VIVA! Communications has been teaming with Sydney hearing clinic, Comfort Hearing Aids, to encourage the community to undertake complementary hearing tests this week as part of Hearing Awareness Week (August 26-31, 2013).

Hearing Awareness Week aims to highlight the risks associated with long-term exposure to excessive noise, often in the workplace, and to address the level of unmanaged hearing loss that has made it a National Health Priority.

When it comes to hearing health, Australia is faring poorly.

  • One-in-six or 3.5 million Australians are hearing impaired, deaf or have an ear disorder.
  • Over half the population aged between 60 and 70 have some form of hearing loss. This increases to more than 70 per cent of those over 70and 80 per cent of those over 80 years of age.
  • Men have a higher incidence of hearing loss than women, particularly older men, mainly due to noise exposure in the workplace and during war service.
  • Only one-in-five people with a hearing impairment actually wear a hearing aid.

Our public heath campaign has driven many Sydneysiders to undergo a free hearing check courtesy of Comfort Hearing Aids after their team took to the airwaves and to the streets of Marrickville and Petersham this week to spruik the importance of hearing health.

Audiologist Kim Lai from Comfort Hearing Aids at Petersham RSL offering free hearing checks to the community

Susan Helfand, senior audiologist at Comfort Hearing Aids, participated in 2SM talkback radio program, Talk Tonight with Graeme Gilbert for 1.20 hours on Tuesday, August 27 to discuss Hearing Awareness Week and answer listener queries regarding potential diagnoses, treatment and important hearing aid device information.

“The chat with Graeme was terrific. In particular, I was happy to have dispelled some of the misinformation out there about hearing aid devices,” Ms Helfand said.

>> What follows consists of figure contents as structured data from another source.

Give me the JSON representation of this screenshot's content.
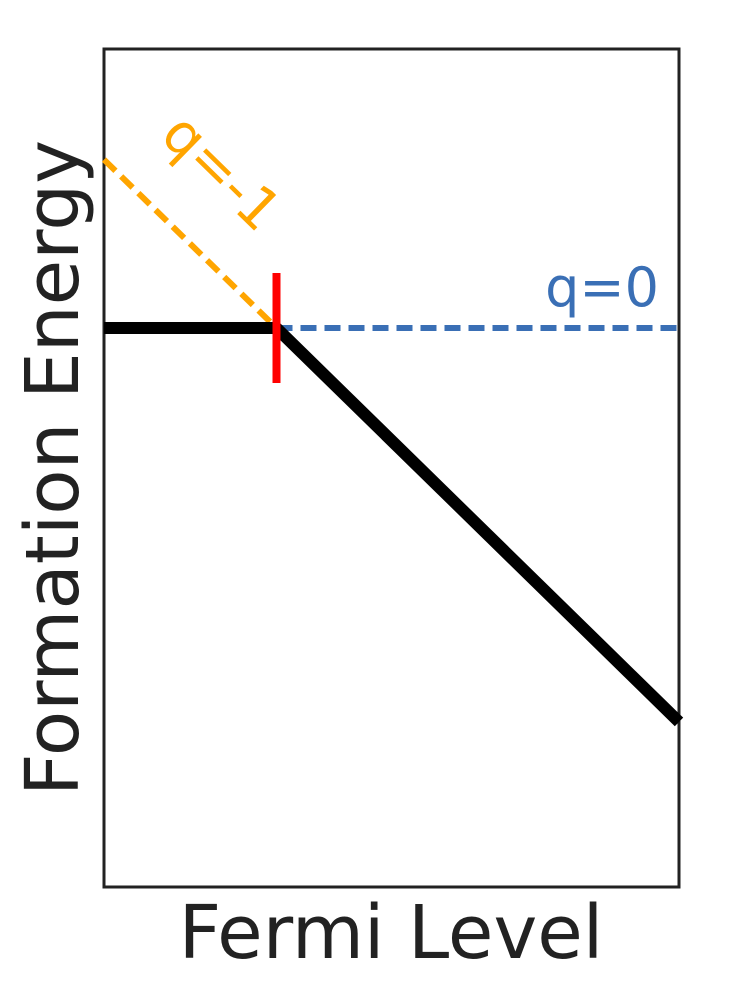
{
  "chart_data": {
    "type": "line",
    "xlabel": "Fermi Level",
    "ylabel": "Formation Energy",
    "xlim": [
      0,
      1
    ],
    "ylim": [
      0,
      1
    ],
    "grid": false,
    "ticks": false,
    "series": [
      {
        "name": "q=-1",
        "style": "dashed",
        "color": "#FFA500",
        "x": [
          0,
          0.3
        ],
        "y": [
          0.868,
          0.667
        ]
      },
      {
        "name": "q=0",
        "style": "dashed",
        "color": "#3A6FB5",
        "x": [
          0.3,
          1
        ],
        "y": [
          0.667,
          0.667
        ]
      },
      {
        "name": "",
        "style": "solid",
        "color": "#000000",
        "x": [
          0,
          0.3,
          1
        ],
        "y": [
          0.667,
          0.667,
          0.197
        ]
      }
    ],
    "transition_marker": {
      "x": 0.3,
      "y": 0.667,
      "color": "#FF0000"
    }
  }
}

Ms Helfand also spoke on local Marrickville radio station Skid Row and her free hearing check message was also published in local newspapers, online and via social media.

She said she was encouraged by the public response and interest in learning more about the importance of hearing health.

“Many people ranging from seniors experiencing tinnitus symptoms, to middle-aged men who have trouble hearing, possibly due to their noisy work environment, have since booked appointments with us,” said Ms Helfand.

Comfort Hearing Aids – a family-run business servicing the Marrickville community for more than 20 years – focuses on providing the hearing impaired with correct hearing aid devices and supporting patients and their families to better understand hearing loss.

Established by renowned ear, nose and throat (ENT) surgeon, Dr Stanley Stylis, who continues to work and consult in the business, the practice is an accredited provider for the Office of Hearing Services – the government program which supplies hearing aids to all pensioners.

 “For many years, hearing has been put on the backburner. Studies have shown most people wait, on average, almost 10 years too long before seeking professional help for hearing problems,” Ms Helfand said.

 “Hearing impairment is really the poor relative of visual problems in the attention it receives for our general health and wellbeing.”